In China, the Evergrande Group is a big topic that is only slowly making its way into Europe. The future of the group remains open, the situation is complicated. In the last week, the credit rating was repeatedly downgraded. Liabilities cannot be serviced within the deadlines. Existing loans will be renegotiated.
The Evergrande Group is not alone with these problems. The tough change of course in Beijing affects almost all real estate developers. The boom phase, fueled by cheap money and generous lending, is over. The Chinese capitalist casino also shows its ugly side. Buyers of properties that have not started construction are in despair. On Friday, social media showed suppliers and customers in an Evergrande building that somehow want to save their money.
Aside from human drama and economic upheaval, there are two developments that should pique our interest.
Xiaomi builds electric cars
It's kind of a breach of the dam. The smartphone manufacturer Xiaomi is entering the mobility business and is openly committed to it. A battery electric car is a mobile device with usually four wheels, and it was only a matter of time before the first smartphone manufacturer would get involved. Apple has been speculating for years that Xiaomi will dismiss it 2024.
Then the world will be able to buy the first EV that a mobile smartphone is “Made by Xiaomi”. The question of who will follow suit next is exciting. Maybe it's Apple.

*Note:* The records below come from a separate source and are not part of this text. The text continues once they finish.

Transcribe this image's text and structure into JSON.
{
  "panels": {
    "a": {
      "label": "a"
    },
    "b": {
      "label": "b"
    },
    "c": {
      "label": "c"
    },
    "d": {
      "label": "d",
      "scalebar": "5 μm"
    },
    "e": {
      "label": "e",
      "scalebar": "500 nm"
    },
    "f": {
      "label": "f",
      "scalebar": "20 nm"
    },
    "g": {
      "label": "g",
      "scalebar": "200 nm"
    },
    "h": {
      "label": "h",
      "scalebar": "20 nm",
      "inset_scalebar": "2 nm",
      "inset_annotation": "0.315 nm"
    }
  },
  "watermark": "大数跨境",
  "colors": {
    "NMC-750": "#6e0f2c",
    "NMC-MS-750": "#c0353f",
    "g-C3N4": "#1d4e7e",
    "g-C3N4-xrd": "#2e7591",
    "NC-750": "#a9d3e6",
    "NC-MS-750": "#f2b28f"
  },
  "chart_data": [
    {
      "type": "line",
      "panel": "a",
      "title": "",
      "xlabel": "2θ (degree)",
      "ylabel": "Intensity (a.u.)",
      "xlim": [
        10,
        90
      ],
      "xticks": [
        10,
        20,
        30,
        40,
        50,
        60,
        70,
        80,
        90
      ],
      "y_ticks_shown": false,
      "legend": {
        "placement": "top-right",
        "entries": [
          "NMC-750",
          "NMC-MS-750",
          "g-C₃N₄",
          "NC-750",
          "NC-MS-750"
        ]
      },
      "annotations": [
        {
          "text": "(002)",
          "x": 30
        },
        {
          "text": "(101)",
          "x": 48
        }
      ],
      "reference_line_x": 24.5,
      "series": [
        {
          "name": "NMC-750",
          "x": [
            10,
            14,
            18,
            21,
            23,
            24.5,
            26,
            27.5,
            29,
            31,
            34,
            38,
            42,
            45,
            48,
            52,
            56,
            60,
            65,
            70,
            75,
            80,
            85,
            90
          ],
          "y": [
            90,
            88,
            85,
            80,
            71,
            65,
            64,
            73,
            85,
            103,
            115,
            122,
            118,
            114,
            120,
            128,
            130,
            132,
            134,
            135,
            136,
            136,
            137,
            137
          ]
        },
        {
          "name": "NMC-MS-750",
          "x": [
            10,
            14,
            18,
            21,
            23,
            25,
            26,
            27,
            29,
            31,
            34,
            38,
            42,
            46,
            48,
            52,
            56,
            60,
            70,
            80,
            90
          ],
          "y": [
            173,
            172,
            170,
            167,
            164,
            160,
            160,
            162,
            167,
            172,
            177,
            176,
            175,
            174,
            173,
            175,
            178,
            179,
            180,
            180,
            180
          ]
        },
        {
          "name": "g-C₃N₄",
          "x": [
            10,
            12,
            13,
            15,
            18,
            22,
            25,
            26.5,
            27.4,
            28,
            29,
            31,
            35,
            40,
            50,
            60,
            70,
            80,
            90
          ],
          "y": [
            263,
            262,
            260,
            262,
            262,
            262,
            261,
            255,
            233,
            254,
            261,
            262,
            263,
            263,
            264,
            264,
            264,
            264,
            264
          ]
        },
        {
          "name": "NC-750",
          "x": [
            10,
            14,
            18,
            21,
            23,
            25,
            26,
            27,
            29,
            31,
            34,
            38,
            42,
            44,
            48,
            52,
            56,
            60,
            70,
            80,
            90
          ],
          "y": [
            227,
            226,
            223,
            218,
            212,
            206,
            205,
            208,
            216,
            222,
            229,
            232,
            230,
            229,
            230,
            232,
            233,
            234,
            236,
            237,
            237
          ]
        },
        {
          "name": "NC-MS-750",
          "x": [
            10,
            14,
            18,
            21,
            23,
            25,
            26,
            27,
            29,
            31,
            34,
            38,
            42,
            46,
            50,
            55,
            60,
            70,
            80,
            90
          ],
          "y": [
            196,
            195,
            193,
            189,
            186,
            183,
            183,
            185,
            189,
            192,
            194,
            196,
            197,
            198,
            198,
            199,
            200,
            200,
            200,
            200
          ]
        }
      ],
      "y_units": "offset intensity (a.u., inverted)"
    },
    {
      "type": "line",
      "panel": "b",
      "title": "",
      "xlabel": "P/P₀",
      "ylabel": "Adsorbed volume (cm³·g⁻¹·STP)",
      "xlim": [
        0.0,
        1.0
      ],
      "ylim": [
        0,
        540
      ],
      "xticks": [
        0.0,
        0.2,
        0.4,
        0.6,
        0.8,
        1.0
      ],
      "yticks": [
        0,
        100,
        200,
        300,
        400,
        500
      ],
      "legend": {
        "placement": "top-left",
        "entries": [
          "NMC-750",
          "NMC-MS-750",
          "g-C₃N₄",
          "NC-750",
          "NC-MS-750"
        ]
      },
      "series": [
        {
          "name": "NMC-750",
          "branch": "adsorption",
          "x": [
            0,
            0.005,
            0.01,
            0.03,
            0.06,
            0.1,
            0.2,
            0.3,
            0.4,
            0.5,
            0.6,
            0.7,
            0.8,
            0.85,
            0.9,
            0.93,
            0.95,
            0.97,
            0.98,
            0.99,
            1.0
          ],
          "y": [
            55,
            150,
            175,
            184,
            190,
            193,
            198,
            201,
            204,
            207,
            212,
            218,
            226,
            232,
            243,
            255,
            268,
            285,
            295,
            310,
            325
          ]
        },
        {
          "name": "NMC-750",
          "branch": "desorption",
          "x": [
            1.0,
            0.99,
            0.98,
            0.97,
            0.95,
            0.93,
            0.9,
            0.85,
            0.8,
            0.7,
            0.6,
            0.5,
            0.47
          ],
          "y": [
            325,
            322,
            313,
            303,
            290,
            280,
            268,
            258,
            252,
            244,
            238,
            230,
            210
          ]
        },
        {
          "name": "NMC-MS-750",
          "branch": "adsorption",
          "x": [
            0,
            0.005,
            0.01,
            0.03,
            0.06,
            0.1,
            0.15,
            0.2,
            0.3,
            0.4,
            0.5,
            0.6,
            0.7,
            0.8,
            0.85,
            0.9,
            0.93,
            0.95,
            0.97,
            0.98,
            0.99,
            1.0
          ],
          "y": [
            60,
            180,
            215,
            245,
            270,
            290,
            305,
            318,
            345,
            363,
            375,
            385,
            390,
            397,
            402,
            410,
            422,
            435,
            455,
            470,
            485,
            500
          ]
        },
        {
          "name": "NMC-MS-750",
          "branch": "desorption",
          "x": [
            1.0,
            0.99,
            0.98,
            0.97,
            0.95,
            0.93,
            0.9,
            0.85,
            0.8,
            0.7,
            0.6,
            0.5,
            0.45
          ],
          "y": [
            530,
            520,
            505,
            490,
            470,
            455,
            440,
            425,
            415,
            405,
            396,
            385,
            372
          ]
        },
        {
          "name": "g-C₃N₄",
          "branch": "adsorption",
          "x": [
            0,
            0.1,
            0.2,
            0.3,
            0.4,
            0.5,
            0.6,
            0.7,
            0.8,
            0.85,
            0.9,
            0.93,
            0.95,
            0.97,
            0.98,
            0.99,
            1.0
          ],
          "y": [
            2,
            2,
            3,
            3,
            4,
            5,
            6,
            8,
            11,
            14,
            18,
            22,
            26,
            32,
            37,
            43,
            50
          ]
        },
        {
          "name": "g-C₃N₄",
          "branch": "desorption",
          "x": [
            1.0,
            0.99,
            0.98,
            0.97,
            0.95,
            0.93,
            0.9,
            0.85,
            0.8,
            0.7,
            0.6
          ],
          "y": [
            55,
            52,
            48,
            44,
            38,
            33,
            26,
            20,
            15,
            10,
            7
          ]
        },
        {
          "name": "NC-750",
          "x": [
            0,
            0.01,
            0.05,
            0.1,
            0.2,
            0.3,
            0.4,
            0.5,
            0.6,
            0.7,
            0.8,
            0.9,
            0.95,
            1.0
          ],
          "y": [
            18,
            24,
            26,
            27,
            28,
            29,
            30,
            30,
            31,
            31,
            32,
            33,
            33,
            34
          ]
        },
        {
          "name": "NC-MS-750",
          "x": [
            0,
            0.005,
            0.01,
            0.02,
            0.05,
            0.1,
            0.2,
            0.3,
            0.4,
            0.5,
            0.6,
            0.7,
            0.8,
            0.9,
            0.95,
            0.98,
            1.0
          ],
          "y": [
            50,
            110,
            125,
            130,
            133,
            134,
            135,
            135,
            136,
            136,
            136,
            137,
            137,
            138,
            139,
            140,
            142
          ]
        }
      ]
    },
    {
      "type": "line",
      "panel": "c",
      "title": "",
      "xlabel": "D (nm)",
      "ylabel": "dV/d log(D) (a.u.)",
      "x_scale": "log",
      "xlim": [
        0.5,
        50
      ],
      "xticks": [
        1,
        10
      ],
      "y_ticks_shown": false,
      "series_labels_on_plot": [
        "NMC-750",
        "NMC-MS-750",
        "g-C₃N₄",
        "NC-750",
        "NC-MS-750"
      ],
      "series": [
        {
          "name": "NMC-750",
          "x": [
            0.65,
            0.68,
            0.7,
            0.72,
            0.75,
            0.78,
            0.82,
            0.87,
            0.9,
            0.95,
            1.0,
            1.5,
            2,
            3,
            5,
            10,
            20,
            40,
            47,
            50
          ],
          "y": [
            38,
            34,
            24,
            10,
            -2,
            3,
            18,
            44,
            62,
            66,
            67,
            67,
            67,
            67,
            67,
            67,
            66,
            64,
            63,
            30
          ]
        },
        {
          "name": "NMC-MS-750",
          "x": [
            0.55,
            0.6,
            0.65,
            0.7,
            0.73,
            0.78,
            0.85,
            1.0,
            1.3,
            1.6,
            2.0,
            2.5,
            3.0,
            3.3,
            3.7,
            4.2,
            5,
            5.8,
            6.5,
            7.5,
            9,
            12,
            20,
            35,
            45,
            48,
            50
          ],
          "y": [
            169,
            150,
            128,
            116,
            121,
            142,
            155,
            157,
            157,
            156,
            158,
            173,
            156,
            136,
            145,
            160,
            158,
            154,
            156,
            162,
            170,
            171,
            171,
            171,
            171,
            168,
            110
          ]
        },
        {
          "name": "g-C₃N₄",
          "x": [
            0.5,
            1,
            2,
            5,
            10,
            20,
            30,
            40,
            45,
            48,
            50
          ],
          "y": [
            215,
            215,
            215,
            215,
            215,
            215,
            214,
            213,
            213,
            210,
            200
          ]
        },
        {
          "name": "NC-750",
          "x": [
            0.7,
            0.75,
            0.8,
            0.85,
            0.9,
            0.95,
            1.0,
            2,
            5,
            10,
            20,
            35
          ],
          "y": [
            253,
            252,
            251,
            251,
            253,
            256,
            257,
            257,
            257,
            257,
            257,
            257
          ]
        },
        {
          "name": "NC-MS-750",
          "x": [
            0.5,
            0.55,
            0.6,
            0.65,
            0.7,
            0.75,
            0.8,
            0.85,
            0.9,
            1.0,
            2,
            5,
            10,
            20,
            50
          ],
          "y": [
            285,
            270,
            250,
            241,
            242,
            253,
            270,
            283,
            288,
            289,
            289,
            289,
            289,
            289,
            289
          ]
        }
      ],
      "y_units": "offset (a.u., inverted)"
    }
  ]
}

The decision could be a setback for Evergrande Auto. the speculationthat Xiaomi could join as a major shareholder and savior is almost off the table. Not completely, because the smartphone manufacturer needs factories and know-how. Speculation of buying an underutilized Hyundai plant was rejected last week. Perhaps Xiaomi will secure one of the almost finished Evergrande works at a discount price.
And one or the other well-developed electric car project at the same time.
Overcapacity in electric cars
It's an old story actually. For what feels like forever, the administration in Beijing has been trying to cut excess capacities in the auto industry. Instead of many small manufacturers, people have been dreaming of a national champion who dominates the automotive industry internationally for years. So far without success, the only Chinese manufacturer with world renown comes from Sweden and bears the name Volvo.
Currently, attracted by generous subsidies, several Chinese companies are about to jump to Europe. MG (SAIC) is already very successful in Sweden, Great Wall wants to start with the brand Wey and Ora this year in Germany and the NIO ES8 surprises with excellent values in Euro NCAP Test.
In fact, Chinese brands are now scoring points in terms of price, performance and design. You can add around 10 years of lead in terms of e-mobility and suitability for everyday use. When it comes to battery technology, China is at the fore anyway. Great Wall supplies cobalt-free batteries, while NIO leads entire battery packs when it comes to changing technology. Once the European consumer has registered this, it becomes tight for domestic manufacturers.
The arguments not to buy a Chinese EV are disappearing.
Nevertheless, China has a problem with overcapacities and factories that are underutilized or stand in the landscape as investment ruins. Beijing wants to tighten the thumbscrews (once again), reports Bloomberg. In the future, capacities are to be used more effectively and factories could be forced to close. Approval for new projects will be harder to come by.
The plans are not final, but could also affect Evergrande Auto. Huge capacities that nobody really needs and a large range of models that would exacerbate the problem of oversupply. A candidate to provide an example. The possibility to do so, it is in the room.